Monday, March 22, 2010

Debate: "The Age Of Monocle Man"

My buddy AC tipped me off to a pretty interesting piece exploring what MENSWEAR dubs "the age of the Monocle man."  I'll be honest, I never really considered this current "movement" of menswear on par with such tomfoolery as metrosexual-sim, and while I still don't, this article does make a decent point.  Is this all just a tad more authentic metrosexual movement? Thoughts?


[Editor's note: In case you were wondering "Po-faced" means someone who has a face like a toilet.] 


  1. There's always some bit of truth in any critique. I'm old enough to have lived through the "preppy" trend of early 80s and I rolled up my pants from 85 to early 1990, so I have no desire to do so again. But I've also been waiting for gingham and cardigans to come back so I can buy some decent fitting versions.

    Every trend (and yes, it's a trend) is based on an existing style. Those styles existed before the trend and exist after the trend dies. Yes, a lot of readers of this blog and others like it were into denim, oxford shirts, waxed cotton, etc. And most will still be into it 5 years from now when it's not in every other store.

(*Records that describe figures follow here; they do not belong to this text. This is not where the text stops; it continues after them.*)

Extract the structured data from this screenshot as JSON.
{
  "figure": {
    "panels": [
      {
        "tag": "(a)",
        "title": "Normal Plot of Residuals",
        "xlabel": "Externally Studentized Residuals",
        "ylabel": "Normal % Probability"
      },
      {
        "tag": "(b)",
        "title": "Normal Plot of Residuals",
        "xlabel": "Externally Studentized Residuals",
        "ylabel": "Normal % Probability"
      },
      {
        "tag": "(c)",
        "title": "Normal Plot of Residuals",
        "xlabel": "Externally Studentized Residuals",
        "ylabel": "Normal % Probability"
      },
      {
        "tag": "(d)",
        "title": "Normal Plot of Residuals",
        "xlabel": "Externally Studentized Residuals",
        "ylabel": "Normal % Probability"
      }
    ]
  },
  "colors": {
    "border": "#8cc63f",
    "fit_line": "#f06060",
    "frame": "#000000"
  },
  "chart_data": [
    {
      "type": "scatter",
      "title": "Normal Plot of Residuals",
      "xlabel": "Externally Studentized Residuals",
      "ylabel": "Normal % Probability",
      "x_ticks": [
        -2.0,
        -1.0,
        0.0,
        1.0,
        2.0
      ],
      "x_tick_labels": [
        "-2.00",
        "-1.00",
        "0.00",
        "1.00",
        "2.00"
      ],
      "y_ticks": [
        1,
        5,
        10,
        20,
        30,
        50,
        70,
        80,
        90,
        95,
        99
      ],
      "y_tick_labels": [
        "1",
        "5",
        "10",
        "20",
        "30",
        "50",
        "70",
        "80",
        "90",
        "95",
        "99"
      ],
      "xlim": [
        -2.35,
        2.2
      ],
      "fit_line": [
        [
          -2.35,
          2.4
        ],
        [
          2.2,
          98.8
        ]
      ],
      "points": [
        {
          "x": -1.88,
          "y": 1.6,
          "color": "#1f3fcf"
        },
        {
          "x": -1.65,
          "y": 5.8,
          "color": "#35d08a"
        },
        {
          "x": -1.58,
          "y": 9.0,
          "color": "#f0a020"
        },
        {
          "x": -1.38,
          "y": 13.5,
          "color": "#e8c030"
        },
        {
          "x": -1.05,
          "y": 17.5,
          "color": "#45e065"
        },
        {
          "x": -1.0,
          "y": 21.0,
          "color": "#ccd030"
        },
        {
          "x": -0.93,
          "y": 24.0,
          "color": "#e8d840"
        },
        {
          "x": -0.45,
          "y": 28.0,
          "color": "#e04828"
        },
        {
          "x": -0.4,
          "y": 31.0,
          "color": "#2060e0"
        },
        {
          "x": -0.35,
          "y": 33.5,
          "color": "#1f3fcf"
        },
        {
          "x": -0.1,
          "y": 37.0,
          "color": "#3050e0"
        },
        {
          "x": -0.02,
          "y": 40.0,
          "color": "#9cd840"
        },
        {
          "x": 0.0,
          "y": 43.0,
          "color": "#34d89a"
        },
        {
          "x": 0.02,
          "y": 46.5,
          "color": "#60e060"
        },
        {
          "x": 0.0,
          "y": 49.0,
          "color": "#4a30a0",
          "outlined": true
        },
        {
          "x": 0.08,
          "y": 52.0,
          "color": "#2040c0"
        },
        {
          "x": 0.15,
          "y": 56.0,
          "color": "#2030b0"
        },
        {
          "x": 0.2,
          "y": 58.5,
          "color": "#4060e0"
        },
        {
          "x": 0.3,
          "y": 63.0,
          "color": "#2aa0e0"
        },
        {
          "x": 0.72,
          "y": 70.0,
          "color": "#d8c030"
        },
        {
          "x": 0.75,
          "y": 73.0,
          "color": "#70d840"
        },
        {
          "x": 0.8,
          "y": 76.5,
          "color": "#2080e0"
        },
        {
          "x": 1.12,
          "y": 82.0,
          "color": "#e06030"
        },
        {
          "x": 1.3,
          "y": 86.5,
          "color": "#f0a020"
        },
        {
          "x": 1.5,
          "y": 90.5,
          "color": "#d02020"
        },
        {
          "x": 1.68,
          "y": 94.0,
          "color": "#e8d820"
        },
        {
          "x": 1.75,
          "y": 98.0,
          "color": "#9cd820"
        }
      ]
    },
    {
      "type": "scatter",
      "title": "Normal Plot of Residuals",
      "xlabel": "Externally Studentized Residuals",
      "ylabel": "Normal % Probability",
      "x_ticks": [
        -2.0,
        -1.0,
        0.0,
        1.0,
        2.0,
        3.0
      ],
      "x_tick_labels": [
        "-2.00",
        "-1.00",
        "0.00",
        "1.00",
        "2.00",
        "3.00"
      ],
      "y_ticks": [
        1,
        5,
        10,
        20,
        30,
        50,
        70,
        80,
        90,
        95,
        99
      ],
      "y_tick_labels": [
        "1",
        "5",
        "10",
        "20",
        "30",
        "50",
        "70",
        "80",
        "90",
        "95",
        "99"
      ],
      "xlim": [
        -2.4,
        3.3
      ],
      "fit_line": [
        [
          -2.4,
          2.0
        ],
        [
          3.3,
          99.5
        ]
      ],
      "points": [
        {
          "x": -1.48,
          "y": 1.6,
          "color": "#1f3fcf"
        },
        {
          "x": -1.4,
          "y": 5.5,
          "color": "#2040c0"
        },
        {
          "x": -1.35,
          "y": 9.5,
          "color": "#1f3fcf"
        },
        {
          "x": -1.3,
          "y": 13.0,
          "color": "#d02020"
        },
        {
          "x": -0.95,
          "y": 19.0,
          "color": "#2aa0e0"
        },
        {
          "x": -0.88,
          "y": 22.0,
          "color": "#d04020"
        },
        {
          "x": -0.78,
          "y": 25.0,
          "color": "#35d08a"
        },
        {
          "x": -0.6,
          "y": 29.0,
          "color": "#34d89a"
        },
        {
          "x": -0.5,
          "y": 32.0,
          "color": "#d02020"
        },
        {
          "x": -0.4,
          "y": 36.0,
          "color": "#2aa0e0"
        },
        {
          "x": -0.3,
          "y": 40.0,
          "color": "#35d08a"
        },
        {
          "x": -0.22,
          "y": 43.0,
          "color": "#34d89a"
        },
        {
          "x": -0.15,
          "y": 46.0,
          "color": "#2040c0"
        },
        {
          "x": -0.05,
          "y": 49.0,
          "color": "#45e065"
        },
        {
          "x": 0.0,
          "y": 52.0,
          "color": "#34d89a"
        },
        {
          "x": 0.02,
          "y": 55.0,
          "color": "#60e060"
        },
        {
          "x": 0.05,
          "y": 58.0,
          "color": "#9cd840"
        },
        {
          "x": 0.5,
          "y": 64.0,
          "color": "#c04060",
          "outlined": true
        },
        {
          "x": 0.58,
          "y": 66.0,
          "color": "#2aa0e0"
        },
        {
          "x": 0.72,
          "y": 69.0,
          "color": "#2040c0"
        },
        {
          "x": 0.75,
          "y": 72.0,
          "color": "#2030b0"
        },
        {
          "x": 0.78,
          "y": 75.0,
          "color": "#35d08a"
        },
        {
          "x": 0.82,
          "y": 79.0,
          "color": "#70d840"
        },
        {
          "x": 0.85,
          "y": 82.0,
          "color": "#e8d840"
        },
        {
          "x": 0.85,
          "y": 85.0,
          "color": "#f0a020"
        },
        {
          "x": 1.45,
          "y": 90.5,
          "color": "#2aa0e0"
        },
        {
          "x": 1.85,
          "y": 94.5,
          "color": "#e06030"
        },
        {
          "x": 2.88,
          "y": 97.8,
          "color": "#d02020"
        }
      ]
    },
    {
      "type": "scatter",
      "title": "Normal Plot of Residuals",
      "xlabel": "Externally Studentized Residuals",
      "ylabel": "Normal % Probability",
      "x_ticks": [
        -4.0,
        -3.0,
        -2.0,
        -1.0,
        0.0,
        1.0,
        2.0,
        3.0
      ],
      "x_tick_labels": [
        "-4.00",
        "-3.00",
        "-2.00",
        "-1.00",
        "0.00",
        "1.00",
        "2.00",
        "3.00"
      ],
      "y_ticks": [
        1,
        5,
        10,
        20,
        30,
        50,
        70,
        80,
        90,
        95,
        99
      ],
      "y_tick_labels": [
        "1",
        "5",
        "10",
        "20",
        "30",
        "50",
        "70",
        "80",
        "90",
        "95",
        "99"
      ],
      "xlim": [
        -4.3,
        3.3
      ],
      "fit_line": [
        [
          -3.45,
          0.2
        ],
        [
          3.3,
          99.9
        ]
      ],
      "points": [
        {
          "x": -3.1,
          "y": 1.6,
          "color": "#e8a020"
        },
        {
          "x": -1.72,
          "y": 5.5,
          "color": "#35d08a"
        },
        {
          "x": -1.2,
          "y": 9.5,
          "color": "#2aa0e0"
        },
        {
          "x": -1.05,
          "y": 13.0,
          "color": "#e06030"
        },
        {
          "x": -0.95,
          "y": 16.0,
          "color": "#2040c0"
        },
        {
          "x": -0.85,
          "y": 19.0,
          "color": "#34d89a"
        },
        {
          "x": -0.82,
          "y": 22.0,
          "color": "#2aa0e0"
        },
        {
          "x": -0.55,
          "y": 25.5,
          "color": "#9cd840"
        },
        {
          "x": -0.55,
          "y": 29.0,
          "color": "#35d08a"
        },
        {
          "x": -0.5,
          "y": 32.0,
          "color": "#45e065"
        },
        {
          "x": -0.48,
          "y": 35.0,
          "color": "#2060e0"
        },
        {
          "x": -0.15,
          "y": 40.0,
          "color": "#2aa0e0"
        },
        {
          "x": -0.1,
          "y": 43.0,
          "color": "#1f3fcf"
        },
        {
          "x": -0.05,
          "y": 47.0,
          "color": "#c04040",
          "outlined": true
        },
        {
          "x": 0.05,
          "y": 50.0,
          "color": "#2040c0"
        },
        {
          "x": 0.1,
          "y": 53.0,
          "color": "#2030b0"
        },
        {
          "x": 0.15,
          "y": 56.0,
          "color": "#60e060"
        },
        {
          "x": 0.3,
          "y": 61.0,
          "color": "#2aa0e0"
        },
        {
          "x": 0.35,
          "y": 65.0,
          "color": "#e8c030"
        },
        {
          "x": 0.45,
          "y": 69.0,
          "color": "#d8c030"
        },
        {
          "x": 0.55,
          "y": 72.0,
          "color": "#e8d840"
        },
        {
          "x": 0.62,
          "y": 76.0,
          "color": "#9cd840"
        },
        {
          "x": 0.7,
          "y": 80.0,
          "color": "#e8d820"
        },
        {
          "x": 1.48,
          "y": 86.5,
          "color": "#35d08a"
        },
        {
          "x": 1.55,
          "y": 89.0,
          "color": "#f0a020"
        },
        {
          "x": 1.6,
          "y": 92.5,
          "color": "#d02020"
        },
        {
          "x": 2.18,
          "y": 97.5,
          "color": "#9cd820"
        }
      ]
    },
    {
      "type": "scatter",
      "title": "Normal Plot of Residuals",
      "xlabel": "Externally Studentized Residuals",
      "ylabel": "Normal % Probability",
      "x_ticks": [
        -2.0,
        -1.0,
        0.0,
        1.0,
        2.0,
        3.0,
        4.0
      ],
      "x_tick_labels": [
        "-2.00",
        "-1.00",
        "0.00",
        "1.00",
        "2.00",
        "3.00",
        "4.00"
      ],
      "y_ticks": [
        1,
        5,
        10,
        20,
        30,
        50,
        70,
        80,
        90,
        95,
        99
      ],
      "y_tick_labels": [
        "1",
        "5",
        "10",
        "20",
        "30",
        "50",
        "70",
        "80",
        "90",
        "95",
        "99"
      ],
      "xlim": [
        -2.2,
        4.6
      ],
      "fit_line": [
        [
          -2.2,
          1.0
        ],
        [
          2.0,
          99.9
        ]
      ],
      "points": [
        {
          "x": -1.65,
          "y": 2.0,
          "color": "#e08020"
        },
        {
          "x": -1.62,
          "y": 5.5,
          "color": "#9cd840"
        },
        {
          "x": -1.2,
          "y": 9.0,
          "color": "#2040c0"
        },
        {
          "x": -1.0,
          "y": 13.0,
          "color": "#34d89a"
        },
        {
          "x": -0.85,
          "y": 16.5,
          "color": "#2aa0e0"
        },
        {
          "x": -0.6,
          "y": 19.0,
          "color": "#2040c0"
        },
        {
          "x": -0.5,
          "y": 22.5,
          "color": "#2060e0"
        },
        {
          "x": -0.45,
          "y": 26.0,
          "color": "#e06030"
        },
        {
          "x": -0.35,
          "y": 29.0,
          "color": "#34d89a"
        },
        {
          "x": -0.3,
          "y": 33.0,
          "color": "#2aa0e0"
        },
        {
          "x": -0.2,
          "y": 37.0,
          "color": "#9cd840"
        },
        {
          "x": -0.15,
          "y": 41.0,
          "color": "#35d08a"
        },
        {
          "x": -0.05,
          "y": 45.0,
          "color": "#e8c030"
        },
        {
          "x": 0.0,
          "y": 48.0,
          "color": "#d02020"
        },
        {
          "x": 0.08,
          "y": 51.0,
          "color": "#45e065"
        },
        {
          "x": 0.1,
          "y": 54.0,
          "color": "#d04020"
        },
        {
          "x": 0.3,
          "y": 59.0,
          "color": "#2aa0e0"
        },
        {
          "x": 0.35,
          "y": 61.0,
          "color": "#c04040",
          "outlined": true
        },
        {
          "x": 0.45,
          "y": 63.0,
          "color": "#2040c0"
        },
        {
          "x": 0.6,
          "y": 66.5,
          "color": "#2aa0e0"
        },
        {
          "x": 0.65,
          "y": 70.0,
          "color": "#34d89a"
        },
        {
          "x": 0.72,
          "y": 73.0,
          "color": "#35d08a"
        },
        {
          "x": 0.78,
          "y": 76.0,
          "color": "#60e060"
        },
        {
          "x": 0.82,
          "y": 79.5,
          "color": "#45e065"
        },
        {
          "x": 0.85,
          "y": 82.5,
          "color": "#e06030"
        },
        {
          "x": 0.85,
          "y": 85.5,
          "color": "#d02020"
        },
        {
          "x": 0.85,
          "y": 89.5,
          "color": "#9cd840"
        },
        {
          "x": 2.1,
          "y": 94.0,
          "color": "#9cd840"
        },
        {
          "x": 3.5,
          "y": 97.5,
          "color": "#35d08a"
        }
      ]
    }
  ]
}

    There will always be people who find it easier to complain rather than try to understand. And there are always people who always wear the latest trend and then move on. But I've learned that as you grow up and become secure in your own style, other people's opinions don't matter as much.

  2. This article strikes me as the kind of knee-jerk contrarianism of those who've scented that nothing lasts foreer and want to get a leg up on the new thing so as not to appear behind the times, when the whole point of the heritage movement (and hopefully the part that retains some currency after the trendier elements blow over) is a rejection of the pointless and wasteful speed of the fashion cycle.

    There's always going to be somebody who sets up a straw man so he can knock him down, in this case the reduction of a broad and diverse movement in menswear to a short set of signifiers that he can brand annoying. Incidentally, who the hell wants to be "saved" from good coffee?

    There is a good point to be made in there about oversaturation and encroaching conseratism of taste, and he concedes the good points about craft, sourcing, and durability, but the overall tone of that post is way more smug and annoying than anything he wants to criticize. I'll keep reading Inventory, thanks.

  3. I think it's good that someone's talking about this stuff though.

    You can see my response to the Mononle man article in the post I wrote last week here:

  4. There's an interesting aspect about it (which the MENSWEAR article fails to see imho) - the very idea of this fashion is to be anti-fashion. So, now that it in fact has become the "hot new thing", it is easier to criticize than other fashions that don't claim to be anything else than fashion.

    We wearers of Daiki Suzuki's product are kind of on an implied high horse because we act like we're above fashion, but at the same time many of us (I am looking at the Inventory guys) fail to take it easy and fall back into the same huffin and puffin that annoys us so much about what we think is the "fashion industry".

    Long story short - I don't want to read an "inside" story about Daiki Suzuki or Yuketen, I only want to buy clothes that work for me and what I am. Sure, Engineered Garments makes Madras blazers and Pork Pie hats, but that doesn't mean you must embrace them.

    When I read the article, I immediately had to think "this is about Ry'ON' - it's those kind of people that ruin the look, wearing a EGxBeams+ Safari jacket you got from Japan to grab a coffee downtown will never be cool. Dress for the occasion.

    Then again, look at Suzuki himself - the way he wears his clothes is the way to go. Because he dresses for the occasion and that'll never be "fashionable". To be identified as "fashionable" one must either over- oder underdress. If you hit the middle, you'll always be golden.

  5. I'm glad to see that the look has a name.

  6. To an extent, it strikes me as a reaction against metrosexualism. Things got too ornate, decorated, and delicate, so there's a reaction going towards rugged looking clothing. It seems like an attempt to reclaim a sense of masculinity that has been overlooked in recent years.

    I don't consider myself a Monocle man though. I have read it, but I found it aimed at somebody much richer than I am, somebody who hasn't actually been out chopping down trees or raising cattle (I've done both).

    To me, it's also about nostalgia. I grew up with Maine made shoes and flannel. It's how my father dressed every day.